A compendium-style history of the 1960s that searches for obscure facts and convergences from that tumultuous decade.
Chicago-based writer Wright continues his What They Didn’t Teach You series (. . . About the Wild West, 2000, etc.) by looking for commonalities among the diverse figures and movements of the ’60s. He begins shrewdly by assessing the “sleepy” America of the ’50s, finding that, in fact, major sources of future foment originated there (e.g., the civil-rights movement, trouble in Indochina and Cuba, and rock’n’roll). John Kennedy’s slim 1960 victory over Nixon seems a precursor to the decade’s prominent liberalism: JFK appointed a black astronaut and sometimes met with reporters in his boxer shorts.
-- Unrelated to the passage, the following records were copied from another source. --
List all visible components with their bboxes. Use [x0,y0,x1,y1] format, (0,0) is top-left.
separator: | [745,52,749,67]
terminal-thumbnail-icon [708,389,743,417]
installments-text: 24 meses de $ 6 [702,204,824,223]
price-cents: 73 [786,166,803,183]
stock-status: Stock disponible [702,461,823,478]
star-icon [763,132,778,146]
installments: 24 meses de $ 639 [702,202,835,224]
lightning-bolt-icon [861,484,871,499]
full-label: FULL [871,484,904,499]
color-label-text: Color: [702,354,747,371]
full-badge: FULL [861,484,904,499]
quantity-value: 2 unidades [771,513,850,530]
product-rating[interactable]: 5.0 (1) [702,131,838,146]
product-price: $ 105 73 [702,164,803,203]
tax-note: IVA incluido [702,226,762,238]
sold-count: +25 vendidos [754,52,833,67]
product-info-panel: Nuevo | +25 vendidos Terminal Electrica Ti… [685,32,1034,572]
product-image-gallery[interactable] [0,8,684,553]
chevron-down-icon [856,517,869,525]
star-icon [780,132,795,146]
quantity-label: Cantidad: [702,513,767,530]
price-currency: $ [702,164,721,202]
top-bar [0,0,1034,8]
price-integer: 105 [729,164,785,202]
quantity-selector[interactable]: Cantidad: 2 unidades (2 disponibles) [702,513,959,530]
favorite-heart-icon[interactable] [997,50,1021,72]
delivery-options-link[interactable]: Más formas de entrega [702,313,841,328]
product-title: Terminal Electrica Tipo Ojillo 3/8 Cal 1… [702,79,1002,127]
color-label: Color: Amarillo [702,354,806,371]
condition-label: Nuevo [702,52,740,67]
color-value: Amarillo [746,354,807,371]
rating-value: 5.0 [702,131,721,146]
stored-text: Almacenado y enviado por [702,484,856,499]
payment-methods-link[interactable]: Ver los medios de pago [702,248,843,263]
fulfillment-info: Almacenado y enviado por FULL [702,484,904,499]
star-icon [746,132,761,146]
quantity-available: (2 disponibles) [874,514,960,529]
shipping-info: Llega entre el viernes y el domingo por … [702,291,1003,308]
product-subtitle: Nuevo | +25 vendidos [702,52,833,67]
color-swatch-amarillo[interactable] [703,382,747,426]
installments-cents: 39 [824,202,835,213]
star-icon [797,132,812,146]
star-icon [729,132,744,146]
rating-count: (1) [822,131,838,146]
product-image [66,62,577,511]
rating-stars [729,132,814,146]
While Wright does not delve deeply into popular conspiracy theories regarding the killings of Kennedy and Martin Luther King Jr., he acknowledges that these tragedies, and the violence brought to bear on civil-rights workers like Medgar Evers and against antiwar protesters, hardened the positions of everyone concerned, as evinced by police violence against Yippie provocateurs at the 1968 Democratic Convention, and by radical-left bombing campaigns. Although the author bemusedly depicts the wacky excesses of “Baby Boomer” youth, he ignores how their self-indulgence ushered in a 30-year “backlash” of American conservatism. Like many commentators, Wright is left wondering about the big picture: “The sixties were Highway 80, between Selma and Montgomery. Sit-ins at Berkeley and Columbia. Fighting in Da Nang . . . the burning cities of Newark and Detroit.” He’s a colorful writer and adept researcher, but this volume lacks the spark of his earlier, more historically rooted works. And many of the stories herein, such as that of the revered Haight-Ashbury scene, have had their drama diluted over and over by now.
Solely for neophytes of the “long, strange trip.”